My Beef with Social Security (plus: a question)

My Beef with Social Security (plus: a question) October 24, 2017

https://commons.wikimedia.org/wiki/File:Social_security_card.gif; originally produced by the Social Security Administration and in the public domain

This is a bit of a follow-up to the GAO report I wrote about over the weekend.

You all know about the Jane Plan, right?  Change Social Security into a flat universal benefit meant to provide a basic living standard, and then create universal provident fund-like savings for the income tier above this.

Yes, I’ve been flogging this idea for a whole, and can’t get any takers.  And I get quite irritated with people who speak as if we can never, ever, change the benefit design of Social Security, as if FDR and Congress-at-the-time were so unfathomably wise that they crafted a formula which can never, ever be improved upon.  (Fun fact:  the UK adopted a variant on the Jane Plan, so it’s possible.)

But my beef with Social Security isn’t about its sustainability — that’s a matter of tax rates — but with its transparency, or lack thereof.  (Well, OK, it’s also about sustainability, but that’s for another blog post.)  A bland statement like “Social Security replaces about 40% of pay for the average earner” tells you incredibly little about your own likely future Social Security benefit relative to your income, due to the progressive nature* of the benefit formula, the 35 year averaging, the spouse’s benefits, and so on — and that’s not even mentioning the question of what will happen to benefits when the Trust Fund is exhausted.  (Cynical prediction:  Congess will do nothing, and then, as a last-minute fix, pass a law that says that any excess funds required to pay benefits will come out of general revenues.)  Sure, you can go to a calculator, and make predictions about future income, but that requires an extra level of financial acumen.

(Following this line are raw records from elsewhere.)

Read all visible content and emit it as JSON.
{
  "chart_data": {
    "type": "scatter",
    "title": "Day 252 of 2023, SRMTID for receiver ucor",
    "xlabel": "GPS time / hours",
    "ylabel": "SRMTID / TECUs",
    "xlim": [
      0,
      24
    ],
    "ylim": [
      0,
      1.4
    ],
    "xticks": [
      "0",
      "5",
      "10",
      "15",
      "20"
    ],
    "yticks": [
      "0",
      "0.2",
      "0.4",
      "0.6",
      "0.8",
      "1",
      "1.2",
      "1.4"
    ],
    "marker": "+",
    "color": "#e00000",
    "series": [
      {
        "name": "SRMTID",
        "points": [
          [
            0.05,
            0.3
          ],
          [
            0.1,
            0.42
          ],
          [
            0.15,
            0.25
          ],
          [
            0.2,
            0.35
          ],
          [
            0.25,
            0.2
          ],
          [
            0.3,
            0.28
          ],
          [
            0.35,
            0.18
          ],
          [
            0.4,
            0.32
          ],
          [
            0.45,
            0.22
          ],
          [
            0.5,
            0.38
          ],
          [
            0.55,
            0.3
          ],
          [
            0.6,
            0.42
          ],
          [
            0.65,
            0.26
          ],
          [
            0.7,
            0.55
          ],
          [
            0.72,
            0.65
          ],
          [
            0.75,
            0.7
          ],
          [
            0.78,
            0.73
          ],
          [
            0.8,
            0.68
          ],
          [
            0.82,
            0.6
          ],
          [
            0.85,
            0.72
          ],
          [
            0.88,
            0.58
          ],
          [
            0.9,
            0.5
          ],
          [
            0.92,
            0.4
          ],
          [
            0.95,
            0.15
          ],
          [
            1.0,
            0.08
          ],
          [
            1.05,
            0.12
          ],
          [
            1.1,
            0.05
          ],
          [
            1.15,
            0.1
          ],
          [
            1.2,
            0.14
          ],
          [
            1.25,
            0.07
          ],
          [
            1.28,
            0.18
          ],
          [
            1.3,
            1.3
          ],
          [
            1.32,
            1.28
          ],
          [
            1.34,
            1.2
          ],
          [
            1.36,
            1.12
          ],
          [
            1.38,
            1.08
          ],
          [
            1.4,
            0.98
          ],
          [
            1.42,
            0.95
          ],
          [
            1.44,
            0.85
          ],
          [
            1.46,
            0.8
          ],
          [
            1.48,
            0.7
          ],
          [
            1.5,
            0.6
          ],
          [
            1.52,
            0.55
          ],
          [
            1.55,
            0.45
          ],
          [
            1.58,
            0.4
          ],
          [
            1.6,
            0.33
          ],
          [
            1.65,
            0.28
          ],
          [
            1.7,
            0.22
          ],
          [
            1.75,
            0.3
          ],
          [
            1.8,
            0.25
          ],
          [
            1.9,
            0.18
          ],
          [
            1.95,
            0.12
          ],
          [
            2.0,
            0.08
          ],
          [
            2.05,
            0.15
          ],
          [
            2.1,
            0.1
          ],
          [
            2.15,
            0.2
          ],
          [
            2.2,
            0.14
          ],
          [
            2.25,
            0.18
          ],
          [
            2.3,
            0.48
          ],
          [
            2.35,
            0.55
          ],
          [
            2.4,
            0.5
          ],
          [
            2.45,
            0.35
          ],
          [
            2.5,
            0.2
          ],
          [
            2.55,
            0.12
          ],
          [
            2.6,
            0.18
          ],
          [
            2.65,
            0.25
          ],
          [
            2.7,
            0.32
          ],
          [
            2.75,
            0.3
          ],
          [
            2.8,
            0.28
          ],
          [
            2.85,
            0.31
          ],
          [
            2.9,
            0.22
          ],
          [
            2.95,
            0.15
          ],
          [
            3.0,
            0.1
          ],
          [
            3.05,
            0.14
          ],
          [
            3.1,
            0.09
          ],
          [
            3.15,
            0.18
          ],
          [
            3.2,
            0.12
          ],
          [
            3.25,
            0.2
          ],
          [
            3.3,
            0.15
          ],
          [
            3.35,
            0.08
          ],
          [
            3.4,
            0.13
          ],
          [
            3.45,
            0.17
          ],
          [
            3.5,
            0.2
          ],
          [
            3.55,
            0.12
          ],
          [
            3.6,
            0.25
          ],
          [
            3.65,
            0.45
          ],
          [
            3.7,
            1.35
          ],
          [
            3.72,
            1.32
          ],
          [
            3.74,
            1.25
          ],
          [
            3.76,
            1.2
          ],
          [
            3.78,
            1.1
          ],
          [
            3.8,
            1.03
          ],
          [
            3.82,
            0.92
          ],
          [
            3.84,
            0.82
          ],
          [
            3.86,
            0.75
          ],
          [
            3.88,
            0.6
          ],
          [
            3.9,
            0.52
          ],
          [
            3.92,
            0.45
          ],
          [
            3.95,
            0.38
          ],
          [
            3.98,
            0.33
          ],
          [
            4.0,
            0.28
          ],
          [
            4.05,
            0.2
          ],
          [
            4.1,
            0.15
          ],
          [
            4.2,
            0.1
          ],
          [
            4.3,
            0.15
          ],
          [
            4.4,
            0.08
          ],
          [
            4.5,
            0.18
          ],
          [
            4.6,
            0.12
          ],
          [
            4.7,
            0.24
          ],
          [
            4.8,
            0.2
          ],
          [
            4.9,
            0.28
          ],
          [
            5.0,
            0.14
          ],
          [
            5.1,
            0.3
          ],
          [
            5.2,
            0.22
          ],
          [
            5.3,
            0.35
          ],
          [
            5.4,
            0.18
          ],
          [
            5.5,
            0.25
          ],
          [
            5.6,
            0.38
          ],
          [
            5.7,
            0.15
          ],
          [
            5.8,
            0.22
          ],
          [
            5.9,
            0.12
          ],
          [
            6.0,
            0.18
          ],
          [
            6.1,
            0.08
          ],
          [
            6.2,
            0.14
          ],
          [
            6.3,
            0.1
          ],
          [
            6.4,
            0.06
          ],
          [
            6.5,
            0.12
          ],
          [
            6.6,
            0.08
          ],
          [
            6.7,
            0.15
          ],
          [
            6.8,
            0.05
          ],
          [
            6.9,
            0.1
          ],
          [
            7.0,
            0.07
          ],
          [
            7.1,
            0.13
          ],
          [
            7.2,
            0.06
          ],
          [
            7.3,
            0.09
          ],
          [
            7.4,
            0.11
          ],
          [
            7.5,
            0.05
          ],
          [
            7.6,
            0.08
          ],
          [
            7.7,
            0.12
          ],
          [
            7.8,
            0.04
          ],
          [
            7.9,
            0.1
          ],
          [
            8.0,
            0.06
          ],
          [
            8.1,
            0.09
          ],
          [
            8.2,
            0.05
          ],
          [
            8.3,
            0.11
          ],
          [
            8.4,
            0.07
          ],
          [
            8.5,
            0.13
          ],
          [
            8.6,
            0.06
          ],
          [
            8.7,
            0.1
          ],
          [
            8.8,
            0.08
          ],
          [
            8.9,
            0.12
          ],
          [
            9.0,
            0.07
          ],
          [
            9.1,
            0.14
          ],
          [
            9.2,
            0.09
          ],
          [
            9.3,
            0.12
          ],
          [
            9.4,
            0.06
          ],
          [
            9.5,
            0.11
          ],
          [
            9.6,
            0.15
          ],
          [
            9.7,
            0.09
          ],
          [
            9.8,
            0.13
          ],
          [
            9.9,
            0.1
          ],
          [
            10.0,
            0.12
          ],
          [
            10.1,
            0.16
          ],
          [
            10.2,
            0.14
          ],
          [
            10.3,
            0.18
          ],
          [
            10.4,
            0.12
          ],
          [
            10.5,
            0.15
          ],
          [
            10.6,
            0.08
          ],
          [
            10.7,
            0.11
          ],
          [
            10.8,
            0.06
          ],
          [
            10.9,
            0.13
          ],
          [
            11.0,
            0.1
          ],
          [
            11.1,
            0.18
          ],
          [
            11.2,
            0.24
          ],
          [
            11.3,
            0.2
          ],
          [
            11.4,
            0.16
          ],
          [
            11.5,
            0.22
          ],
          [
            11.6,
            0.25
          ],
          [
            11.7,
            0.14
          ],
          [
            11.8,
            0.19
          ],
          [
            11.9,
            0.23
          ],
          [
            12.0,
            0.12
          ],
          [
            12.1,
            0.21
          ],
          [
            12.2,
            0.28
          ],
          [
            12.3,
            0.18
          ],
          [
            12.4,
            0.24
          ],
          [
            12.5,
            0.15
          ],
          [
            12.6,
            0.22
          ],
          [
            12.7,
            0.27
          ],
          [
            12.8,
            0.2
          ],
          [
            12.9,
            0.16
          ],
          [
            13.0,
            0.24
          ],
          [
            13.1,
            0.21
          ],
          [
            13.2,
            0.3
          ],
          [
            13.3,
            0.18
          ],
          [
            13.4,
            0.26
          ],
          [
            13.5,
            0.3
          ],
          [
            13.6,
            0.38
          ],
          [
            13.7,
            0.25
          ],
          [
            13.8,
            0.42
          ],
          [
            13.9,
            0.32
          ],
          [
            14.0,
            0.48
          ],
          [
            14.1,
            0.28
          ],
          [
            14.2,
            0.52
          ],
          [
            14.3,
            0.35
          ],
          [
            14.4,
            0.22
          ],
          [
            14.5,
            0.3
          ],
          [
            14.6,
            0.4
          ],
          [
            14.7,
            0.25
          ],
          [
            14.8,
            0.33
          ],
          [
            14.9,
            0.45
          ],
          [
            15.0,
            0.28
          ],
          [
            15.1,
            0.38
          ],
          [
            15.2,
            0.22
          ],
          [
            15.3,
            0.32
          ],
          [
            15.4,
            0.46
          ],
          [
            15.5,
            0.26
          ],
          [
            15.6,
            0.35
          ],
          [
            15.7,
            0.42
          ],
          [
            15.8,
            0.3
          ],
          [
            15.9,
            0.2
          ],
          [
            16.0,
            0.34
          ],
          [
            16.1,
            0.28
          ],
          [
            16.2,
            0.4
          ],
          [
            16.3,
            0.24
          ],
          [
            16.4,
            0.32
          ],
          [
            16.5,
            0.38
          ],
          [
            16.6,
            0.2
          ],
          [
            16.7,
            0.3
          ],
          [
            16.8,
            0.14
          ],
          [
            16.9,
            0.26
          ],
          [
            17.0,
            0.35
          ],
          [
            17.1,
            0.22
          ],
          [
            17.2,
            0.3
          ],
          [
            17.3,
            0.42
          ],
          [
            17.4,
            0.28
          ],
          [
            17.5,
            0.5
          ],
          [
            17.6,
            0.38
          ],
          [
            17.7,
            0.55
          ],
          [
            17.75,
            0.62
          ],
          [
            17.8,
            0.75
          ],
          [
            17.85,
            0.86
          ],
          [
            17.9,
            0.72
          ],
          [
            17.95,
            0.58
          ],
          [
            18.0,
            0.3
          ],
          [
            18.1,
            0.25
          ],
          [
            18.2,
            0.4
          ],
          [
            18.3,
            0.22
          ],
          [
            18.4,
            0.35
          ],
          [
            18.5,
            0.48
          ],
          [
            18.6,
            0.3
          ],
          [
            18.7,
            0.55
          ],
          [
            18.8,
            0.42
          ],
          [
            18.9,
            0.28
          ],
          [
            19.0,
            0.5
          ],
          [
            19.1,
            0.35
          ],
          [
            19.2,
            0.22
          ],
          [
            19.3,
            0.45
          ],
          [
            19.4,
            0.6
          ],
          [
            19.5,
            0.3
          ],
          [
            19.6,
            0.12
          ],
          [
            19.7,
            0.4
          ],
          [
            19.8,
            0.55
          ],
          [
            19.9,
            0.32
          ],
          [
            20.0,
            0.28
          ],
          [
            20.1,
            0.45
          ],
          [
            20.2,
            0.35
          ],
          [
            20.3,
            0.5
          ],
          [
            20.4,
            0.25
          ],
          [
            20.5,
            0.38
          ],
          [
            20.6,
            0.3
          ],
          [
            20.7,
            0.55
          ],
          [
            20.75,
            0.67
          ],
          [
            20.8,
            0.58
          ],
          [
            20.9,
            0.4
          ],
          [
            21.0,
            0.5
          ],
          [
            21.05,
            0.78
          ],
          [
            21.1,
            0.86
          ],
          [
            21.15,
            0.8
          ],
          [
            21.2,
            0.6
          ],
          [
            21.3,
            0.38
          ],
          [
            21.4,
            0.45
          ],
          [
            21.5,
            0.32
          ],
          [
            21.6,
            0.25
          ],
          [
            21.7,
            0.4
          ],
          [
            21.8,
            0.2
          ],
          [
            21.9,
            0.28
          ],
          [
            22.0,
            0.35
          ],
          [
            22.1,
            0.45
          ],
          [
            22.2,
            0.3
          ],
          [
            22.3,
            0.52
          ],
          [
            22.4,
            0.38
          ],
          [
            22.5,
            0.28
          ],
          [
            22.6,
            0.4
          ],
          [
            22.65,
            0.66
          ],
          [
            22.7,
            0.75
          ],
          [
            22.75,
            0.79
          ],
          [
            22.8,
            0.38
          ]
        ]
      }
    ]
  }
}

(* Reminder:  Social Security pays different benefits at different levels of average indexed pay.  Up to the first “bendpoint” Social Security pays 90% of pay; then the percentage drops to 35% to the next bendpoint, and 15% afterwards until you hit the maximum compensation.)

And this formula makes sense under certain circumstances.

A typical traditional DB pension formula used to look something like this:  2% of final average pay per year of service, less a proportionate amount of one’s Social Security benefit, with adjustments to ensure that lower-wage workers got a “fair” amount of benefit.  Because the benefit was paid out at retirement, based on actual Social Security benefits, and in the meantime, estimated Social Security benefits only mattered to the actuaries who calculated funding contributions, the non-transparency of Social Security didn’t really matter, certainly not to the workers themselves.

And the formula makes sense if you assume that, in the 1930s, there was formalized retirement planning, per se, and that individual saving, for retirement or for a rainy day, happened more-or-less organically.  If you had more money, you were also more likely to save more, because saving was more “natural” rather than being a product of spreadsheets and modellers and target amounts.

But in 2017, when workers need to figure out how much to save, and choose a contribution rate in their 401(k), this progressive formula just doesn’t make as much sense, because it makes the whole thing much more of a mystery.  The whole concept of the “nudge” is big right now, what with Richard Thaler winning the Nobel-ish Prize, and the progressivity of Social Security is a sort of anti-nudge.  When taken together with all the other ways that retirement income is unpredictable, it leads to a “throw up your hands” attitude and makes it harder to find that path towards appropriate amounts of 401(k) savings.

Having said all that, I have a reader question:  what percent of your income do you think that Social Security will provide you when you retire?  And how much more than that do you think you need, or want to have?  And what sort of living standard, relative to your present circumstances, do you hope to have when you retire?  (And, yes, this is also a complicated question because the hoped-for travel does, eventually, turn into watching TV all day, for plenty of us, whether we plan it that way or not, and even enjoyment of cooking or eating out fades for those whose sense of smell diminishes as they age.)